Regarding the K-9 search of respondent’s vehicle, absent consent, an officer must have a “reasonable, articulable suspicion of criminal activity” to properly conduct a drug-detection dog sniff around the exterior of a vehicle. State v. Wiegand, 645 N.W.2d 125, 133 (Minn. 2002). Here, the dog sniff went far beyond the exterior of the vehicle. The K-9s were led into the cab of the truck and onto the bed of the truck. Thus, the K-9 search was not justified absent respondent’s consent or probable cause. Because the exclusionary rule prevents anything found on respondent from providing probable cause, his consent was necessary for the search.
The videotape supports the district court’s determination that respondent’s consent was arguably forced and decidedly less than voluntary. When the deputy asked respondent if he objected to letting the K-9s search his truck, respondent said, “No, but I don’t see why you need one. I just think . . . .” The deputy interrupted and stated his reasons for the search including that respondent was not a diabetic but had a hypodermic needle on him. Respondent replied, “No, I don’t . . . .” The deputy interrupted and concluded, “OK, so you don’t object, OK. Thank you.” The deputy then walked away. We conclude that the district court did not err in finding respondent’s consent to the K-9 search was “extracted from him, rather than freely given.” Thus, we conclude that the district court did not err by suppressing the fruits of the illegal search of respondent’s vehicle.
The state contends that the district court erred in concluding as a matter of law that appellant failed to present evidence that respondent constructively possessed the items found during the execution of the search warrant on the Roger Peters property. We disagree.
A person is guilty of possessing a controlled substance if the person knows the nature of the substance and physically or constructively possesses it. State v. Florine, 303 Minn. 103, 104, 226 N.W.2d 609, 610 (Minn. 1975). To prove constructive possession, the state must show that (a) the substance was found in a place under respondent’s exclusive control where others normally lack access, or (b) if found in a place that others had access to, a strong probability exists (inferable from other evidence) that respondent consciously exercised dominion and control over it. Id. at 105, 226 N.W.2d at 611. Constructive possession should be judged by the totality of the circumstances. State v. Munoz, 385 N.W.2d 373, 377 (Minn. App. 1986).

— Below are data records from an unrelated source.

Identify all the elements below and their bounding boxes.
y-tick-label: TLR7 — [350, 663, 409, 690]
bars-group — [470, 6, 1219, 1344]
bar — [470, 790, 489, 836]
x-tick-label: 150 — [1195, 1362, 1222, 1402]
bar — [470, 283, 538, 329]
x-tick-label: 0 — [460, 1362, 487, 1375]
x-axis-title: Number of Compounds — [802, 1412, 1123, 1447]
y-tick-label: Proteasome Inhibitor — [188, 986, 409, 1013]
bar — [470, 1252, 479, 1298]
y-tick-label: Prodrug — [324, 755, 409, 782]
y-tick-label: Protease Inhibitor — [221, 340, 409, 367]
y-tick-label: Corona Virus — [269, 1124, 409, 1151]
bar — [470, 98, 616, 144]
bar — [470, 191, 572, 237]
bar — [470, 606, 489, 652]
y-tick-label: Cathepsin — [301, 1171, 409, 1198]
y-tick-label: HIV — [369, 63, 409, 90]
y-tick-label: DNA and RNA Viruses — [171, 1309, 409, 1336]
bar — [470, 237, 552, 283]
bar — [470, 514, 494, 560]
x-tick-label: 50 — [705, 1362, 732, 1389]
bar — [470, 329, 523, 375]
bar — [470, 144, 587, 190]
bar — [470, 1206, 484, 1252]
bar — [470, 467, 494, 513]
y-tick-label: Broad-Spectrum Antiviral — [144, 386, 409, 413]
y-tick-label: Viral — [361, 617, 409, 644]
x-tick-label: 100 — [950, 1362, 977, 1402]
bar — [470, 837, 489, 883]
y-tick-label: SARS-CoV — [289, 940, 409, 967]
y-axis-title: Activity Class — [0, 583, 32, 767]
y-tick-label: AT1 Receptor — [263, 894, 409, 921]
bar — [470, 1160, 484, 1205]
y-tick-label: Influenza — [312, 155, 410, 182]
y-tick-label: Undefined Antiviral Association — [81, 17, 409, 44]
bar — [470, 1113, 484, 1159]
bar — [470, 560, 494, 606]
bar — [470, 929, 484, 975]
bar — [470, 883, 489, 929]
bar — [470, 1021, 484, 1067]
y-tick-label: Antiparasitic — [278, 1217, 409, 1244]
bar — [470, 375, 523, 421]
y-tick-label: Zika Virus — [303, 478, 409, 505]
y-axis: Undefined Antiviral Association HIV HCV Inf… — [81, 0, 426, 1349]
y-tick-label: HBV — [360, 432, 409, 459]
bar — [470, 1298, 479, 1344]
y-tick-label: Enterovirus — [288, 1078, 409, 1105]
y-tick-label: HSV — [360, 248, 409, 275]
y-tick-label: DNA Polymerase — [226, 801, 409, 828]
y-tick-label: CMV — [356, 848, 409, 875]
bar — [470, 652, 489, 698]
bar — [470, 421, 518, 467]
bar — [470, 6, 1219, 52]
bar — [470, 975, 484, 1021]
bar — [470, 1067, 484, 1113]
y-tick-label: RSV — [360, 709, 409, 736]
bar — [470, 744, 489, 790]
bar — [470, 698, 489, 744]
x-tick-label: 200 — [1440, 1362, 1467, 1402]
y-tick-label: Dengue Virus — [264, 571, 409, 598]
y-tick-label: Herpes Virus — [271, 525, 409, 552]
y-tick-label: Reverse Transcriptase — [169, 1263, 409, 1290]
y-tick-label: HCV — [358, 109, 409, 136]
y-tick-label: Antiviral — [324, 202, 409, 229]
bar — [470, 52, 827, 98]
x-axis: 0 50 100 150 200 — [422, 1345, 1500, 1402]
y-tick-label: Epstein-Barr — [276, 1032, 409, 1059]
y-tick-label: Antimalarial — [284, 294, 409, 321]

Here, the officers found 118 grams of methamphetamine in a shed on the property on which respondent was observed 15 hours earlier. But the surveillance team never observed respondent in the shed where the officers found the methamphetamine. Additionally, the officers indicated that there was traffic in and out of the property and that the property was not secured during the 15 hours between the surveillance and the search. Moreover, three days before the surveillance, the owner of the property reportedly purchased materials for producing methamphetamine, and officers could not determine the date of manufacture of the methamphetamine found. Thus, we conclude the district court did not err in concluding that there was no direct or circumstantial evidence to support a finding that respondent exercised dominion and control over the methamphetamine.